More Than 28,000 Voters in Pennsylvania Receive Mail-in Ballots With Wrong Voter Information

More than 28,000 voters in Pennsylvania were sent wrong mail-in ballots because of a printing error, Allegheny County officials said Wednesday.

Election officials said the error was caused by an image mapping error that occurred during the printing process, which was handled by the printing and mailing company Midwest Direct.

"As an example, voter # 1 received voter #2's ballot," Midwest Direct President Sean Gebbie wrote in a letter to county officials that the county shared publicly on its website. An estimated 28,879 voters were sent the wrong ballots as a result of that error, the county said.

David Voye, the manager of the county's elections division, said in a statement that Midwest Direct identified the cause of the error on Tuesday and has already begun printing corrected ballots. The new ballots are expected to be delivered to the affected voters beginning next week, Voye said.

"The integrity of our election system is of utmost importance to me as the elections division manager and to our entire team. Voters in this county should be confident that their votes are accurately counted and protected," Voye said.

Voting in Pennsylvania
People wait in line to cast their vote during early voting at City Hall in Philadelphia on October 7. According to Allegheny County election officials, more than 28,000 voters received incorrect mail-in ballots because of a printing problem. The affected voters are expected to receive corrected ballots starting next week. GABRIELLA AUDI/AFP via Getty Images

County officials said voters alerted them about the ballot problem last week, with less than one month remaining until Election Day. The problem occurred during an election in which more voters throughout the country are expected to vote by mail than ever before, a result of the coronavirus pandemic.

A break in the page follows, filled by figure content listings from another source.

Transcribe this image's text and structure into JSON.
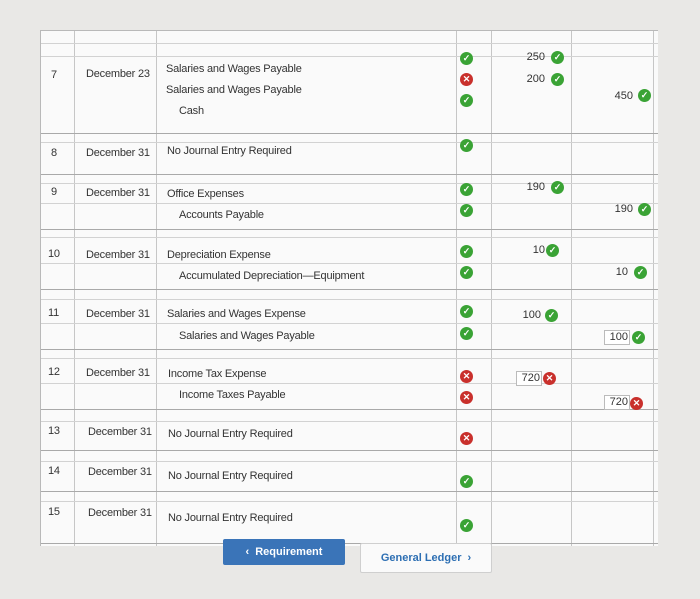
{
  "rows": [
    {
      "no": "7",
      "date": "December 23",
      "accounts": [
        "Salaries and Wages Payable",
        "Salaries and Wages Payable",
        "Cash"
      ]
    },
    {
      "no": "8",
      "date": "December 31",
      "accounts": [
        "No Journal Entry Required"
      ]
    },
    {
      "no": "9",
      "date": "December 31",
      "accounts": [
        "Office Expenses",
        "Accounts Payable"
      ]
    },
    {
      "no": "10",
      "date": "December 31",
      "accounts": [
        "Depreciation Expense",
        "Accumulated Depreciation—Equipment"
      ]
    },
    {
      "no": "11",
      "date": "December 31",
      "accounts": [
        "Salaries and Wages Expense",
        "Salaries and Wages Payable"
      ]
    },
    {
      "no": "12",
      "date": "December 31",
      "accounts": [
        "Income Tax Expense",
        "Income Taxes Payable"
      ]
    },
    {
      "no": "13",
      "date": "December 31",
      "accounts": [
        "No Journal Entry Required"
      ]
    },
    {
      "no": "14",
      "date": "December 31",
      "accounts": [
        "No Journal Entry Required"
      ]
    },
    {
      "no": "15",
      "date": "December 31",
      "accounts": [
        "No Journal Entry Required"
      ]
    }
  ],
  "amounts": {
    "r7_debit_1": "250",
    "r7_debit_2": "200",
    "r7_credit": "450",
    "r9_debit": "190",
    "r9_credit": "190",
    "r10_debit": "10",
    "r10_credit": "10",
    "r11_debit": "100",
    "r11_credit": "100",
    "r12_debit": "720",
    "r12_credit": "720"
  },
  "buttons": {
    "requirement": "Requirement",
    "general_ledger": "General Ledger"
  },
  "icons": {
    "correct": "check-icon",
    "incorrect": "x-icon"
  },
  "colors": {
    "correct": "#3aa335",
    "incorrect": "#c9302c",
    "button": "#3a74b8"
  }
}
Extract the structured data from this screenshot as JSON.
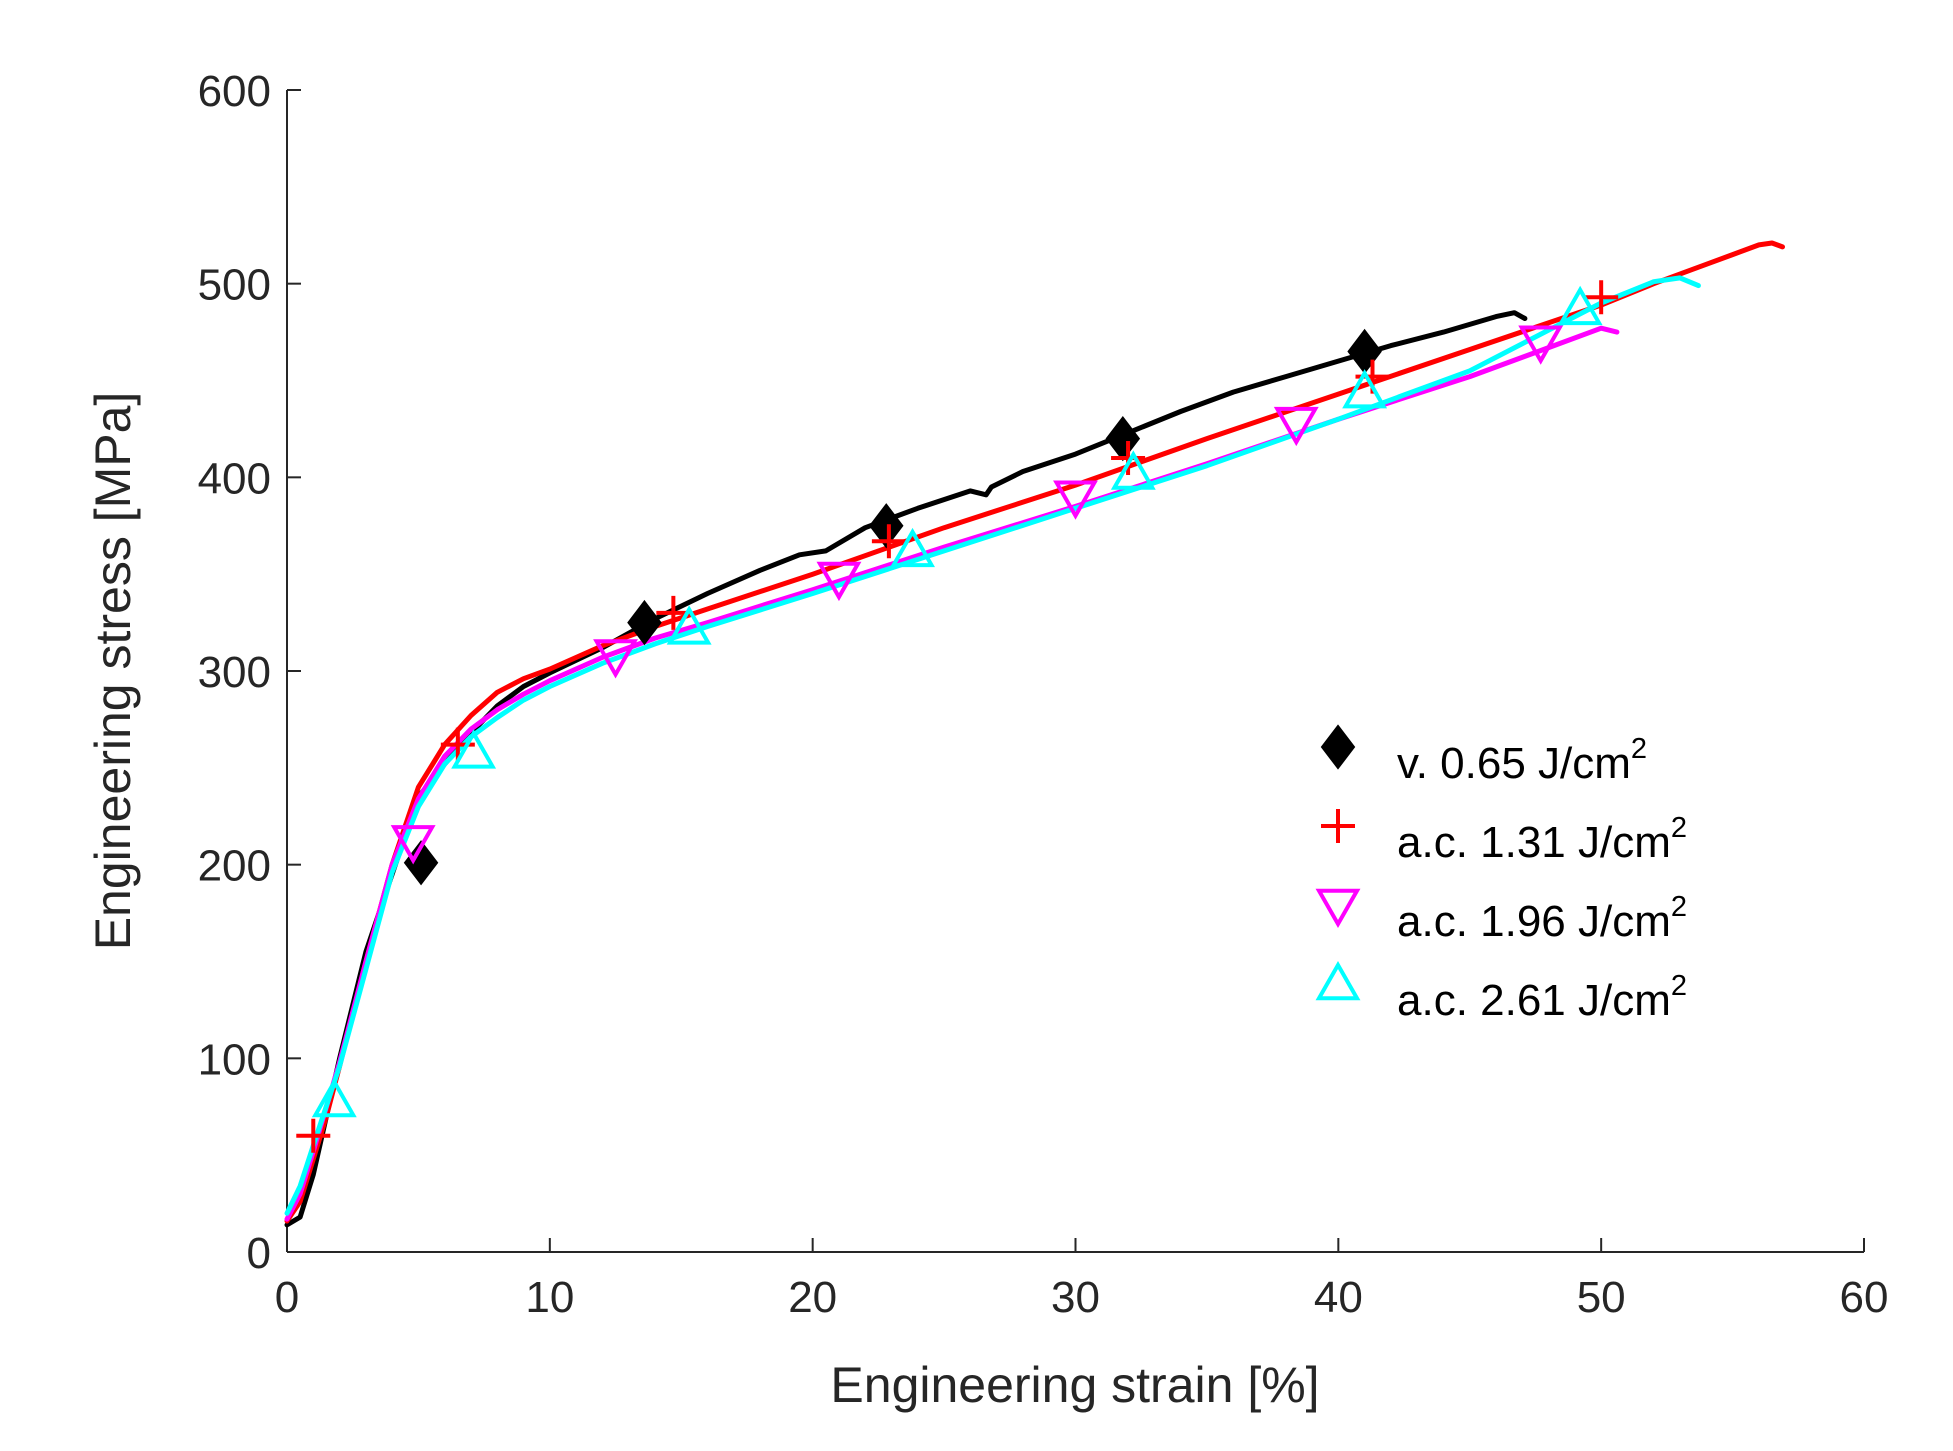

Election officials said they instructed Midwest Direct to pause its ballot printing operations once they learned about the problem. After the problem was identified on Tuesday, the county elections division began "manually locating and segregating all ballots" affected by the error on Wednesday morning, Voye said. By Thursday, voters will be able to confirm whether the mail-in ballot they received was affected by the printing error by visiting the county elections website, he added.

"I pledge to be fair and transparent in the work that we are doing, and about the work being done on our behalf," Voye's statement said. "This was a failure on behalf of our contractor that impacts too many of our voters. I apologize for it and commit to you that I will do everything in my power to ensure that we are not plagued by any other such issues."

Newsweek reached out to Midwest Direct for comment but did not receive a response in time for publication.

The county's elections division has approved more than 370,000 mail-in ballot applications for this election cycle, Voye said in his statement. Voters can still apply to vote by mail until 5 p.m. local time on October 27. All mail-in ballots must be postmarked by November 3 or returned in person by 8 p.m. local time on that date, according to the county's election website.

Allegheny County is located in southwestern Pennsylvania and had a 2019 population estimate of about 1.2 million people, about 300,000 of whom lived in Pittsburgh, according to the U.S. Census Bureau. Political experts have identified Pennsylvania as one of the key battleground states in the 2020 presidential election, with most state polls conducted in recent weeks saying Democratic nominee Joe Biden had a lead over President Donald Trump.

Though Trump won the state by a slim margin in 2016, his challenger, Hillary Clinton, won Allegheny County by more than 16 percent of the vote, according to The New York Times.